Saturday, July 4, 2026

Two Views of the 4th of July: Second View

“I had the misfortune to be nourished by the dreams and visions of great Americans—the poets and seers. Some other breed of man has won out. This world which is in the making fills me with dread. I have seen it germinate: I can read it like a blueprint. It is not a world I want to live in. It is a world suited for monomaniacs obsessed with the idea of progress—but a false progress, a progress which stinks. It is a world cluttered with useless objects which men and women in order to be exploited and degraded, are taught to regard as useful. The dreamer whose dream are non-utilitarian has no place in this world. Whatever does not lend itself to being bought and sold, whether in the realm of things, ideas, principles, dreams or hopes, is debarred. In this world the poet is anathema, the thinker a fool, the artist and escapist, the man of vision a criminal.”    

 

As the Quakers say, these words from Henry Miller’s book The Air-Conditioned Nightmare (p. 22) “speak to my condition.” Though written over 80 years ago, their truths (sadly) still are true. Both the portrait of who seems to be running the show and the reminder that they're not the only show in town. As a part-time poet, a thinker, a musical artist and a person of vision, I am at once exiled by the mainstream of my home country and aligned with a glorious counter-culture of American poets, novelists, musicians, artists, thinkers, visionaries. I started making a list and it’s long. Americans I’m proud to claim as fellow-citizens who not only refused the materialist nightmare of exploitation and degradation and monomania, but actively cultivated an alternative vision. 

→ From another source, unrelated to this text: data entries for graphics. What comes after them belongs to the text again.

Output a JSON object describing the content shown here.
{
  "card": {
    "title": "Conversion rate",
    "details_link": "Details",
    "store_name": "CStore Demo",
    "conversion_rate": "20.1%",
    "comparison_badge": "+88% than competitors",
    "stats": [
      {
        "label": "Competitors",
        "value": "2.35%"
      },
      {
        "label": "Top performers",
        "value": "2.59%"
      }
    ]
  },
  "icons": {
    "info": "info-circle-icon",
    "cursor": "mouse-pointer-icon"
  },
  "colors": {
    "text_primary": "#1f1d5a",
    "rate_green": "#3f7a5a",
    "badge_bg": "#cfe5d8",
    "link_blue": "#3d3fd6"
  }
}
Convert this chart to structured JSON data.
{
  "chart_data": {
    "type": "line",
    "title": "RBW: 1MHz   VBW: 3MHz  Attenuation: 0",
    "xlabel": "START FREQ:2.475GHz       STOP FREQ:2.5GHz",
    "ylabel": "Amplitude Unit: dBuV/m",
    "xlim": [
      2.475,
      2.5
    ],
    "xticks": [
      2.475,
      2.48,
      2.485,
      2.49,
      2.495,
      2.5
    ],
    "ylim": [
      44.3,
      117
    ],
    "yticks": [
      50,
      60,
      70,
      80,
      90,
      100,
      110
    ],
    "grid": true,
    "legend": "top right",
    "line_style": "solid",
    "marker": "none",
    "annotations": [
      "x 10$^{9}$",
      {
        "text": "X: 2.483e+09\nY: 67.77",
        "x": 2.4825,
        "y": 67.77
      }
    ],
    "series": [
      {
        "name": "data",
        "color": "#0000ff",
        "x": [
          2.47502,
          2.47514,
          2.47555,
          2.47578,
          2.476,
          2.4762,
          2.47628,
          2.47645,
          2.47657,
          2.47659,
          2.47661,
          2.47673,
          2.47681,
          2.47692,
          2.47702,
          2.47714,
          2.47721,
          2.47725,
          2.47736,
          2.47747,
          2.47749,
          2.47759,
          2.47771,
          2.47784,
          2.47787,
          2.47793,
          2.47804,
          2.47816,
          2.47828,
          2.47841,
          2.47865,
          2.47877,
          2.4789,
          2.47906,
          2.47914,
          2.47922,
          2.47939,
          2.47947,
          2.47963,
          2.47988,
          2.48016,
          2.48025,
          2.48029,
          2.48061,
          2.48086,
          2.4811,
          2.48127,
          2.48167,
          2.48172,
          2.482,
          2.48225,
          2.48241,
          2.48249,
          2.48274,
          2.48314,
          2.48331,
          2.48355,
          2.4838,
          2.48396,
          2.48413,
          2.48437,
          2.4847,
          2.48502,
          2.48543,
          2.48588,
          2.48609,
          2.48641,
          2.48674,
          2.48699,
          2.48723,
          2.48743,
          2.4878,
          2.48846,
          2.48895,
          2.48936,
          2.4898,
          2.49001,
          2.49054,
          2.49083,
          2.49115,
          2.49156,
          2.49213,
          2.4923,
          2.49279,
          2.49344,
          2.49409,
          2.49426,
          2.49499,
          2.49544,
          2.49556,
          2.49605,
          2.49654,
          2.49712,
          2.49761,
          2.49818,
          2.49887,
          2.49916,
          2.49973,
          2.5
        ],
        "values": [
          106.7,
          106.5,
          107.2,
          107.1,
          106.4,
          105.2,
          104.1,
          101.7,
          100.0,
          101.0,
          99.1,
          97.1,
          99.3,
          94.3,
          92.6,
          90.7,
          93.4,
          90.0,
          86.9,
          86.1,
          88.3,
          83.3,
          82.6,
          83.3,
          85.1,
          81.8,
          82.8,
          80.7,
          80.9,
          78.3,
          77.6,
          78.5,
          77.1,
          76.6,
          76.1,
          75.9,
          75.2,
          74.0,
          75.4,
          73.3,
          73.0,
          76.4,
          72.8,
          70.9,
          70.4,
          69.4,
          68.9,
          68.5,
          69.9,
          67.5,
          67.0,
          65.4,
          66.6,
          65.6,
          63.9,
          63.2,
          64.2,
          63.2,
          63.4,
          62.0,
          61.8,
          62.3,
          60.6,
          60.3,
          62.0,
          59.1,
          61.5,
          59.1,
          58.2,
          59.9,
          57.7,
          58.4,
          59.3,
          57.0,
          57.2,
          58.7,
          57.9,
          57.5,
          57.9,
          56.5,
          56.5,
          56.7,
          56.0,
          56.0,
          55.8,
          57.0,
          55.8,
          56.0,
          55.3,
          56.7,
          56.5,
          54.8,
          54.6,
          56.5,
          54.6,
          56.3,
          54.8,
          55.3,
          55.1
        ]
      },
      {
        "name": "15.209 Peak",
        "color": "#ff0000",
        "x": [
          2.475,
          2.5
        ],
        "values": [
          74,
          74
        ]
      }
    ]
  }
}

And not only those whose voices were carried into the national discourse through books, films, recordings and such, but millions more decent, caring, hard-working, playful and loving people whose names we’ll never know. And those whose names we do know, not as famous people or celebrities or stars, but as friends, neighbors, colleagues and family. It is important to remind ourselves and each other that we, too, are America and that flag flies for us as well as the others who are creating such havoc. 

 

So if you choose to celebrate the day, let’s take back the original vision of “life, liberty and the pursuit of happiness,” feel the fireworks not as traumatic explosions from the war-machine, but our inner skies lit by the color, design and drum-beat epiphanies celebrating a life well-lived. 

 

And, of course, don’t forget to wish Louis a happy birthday.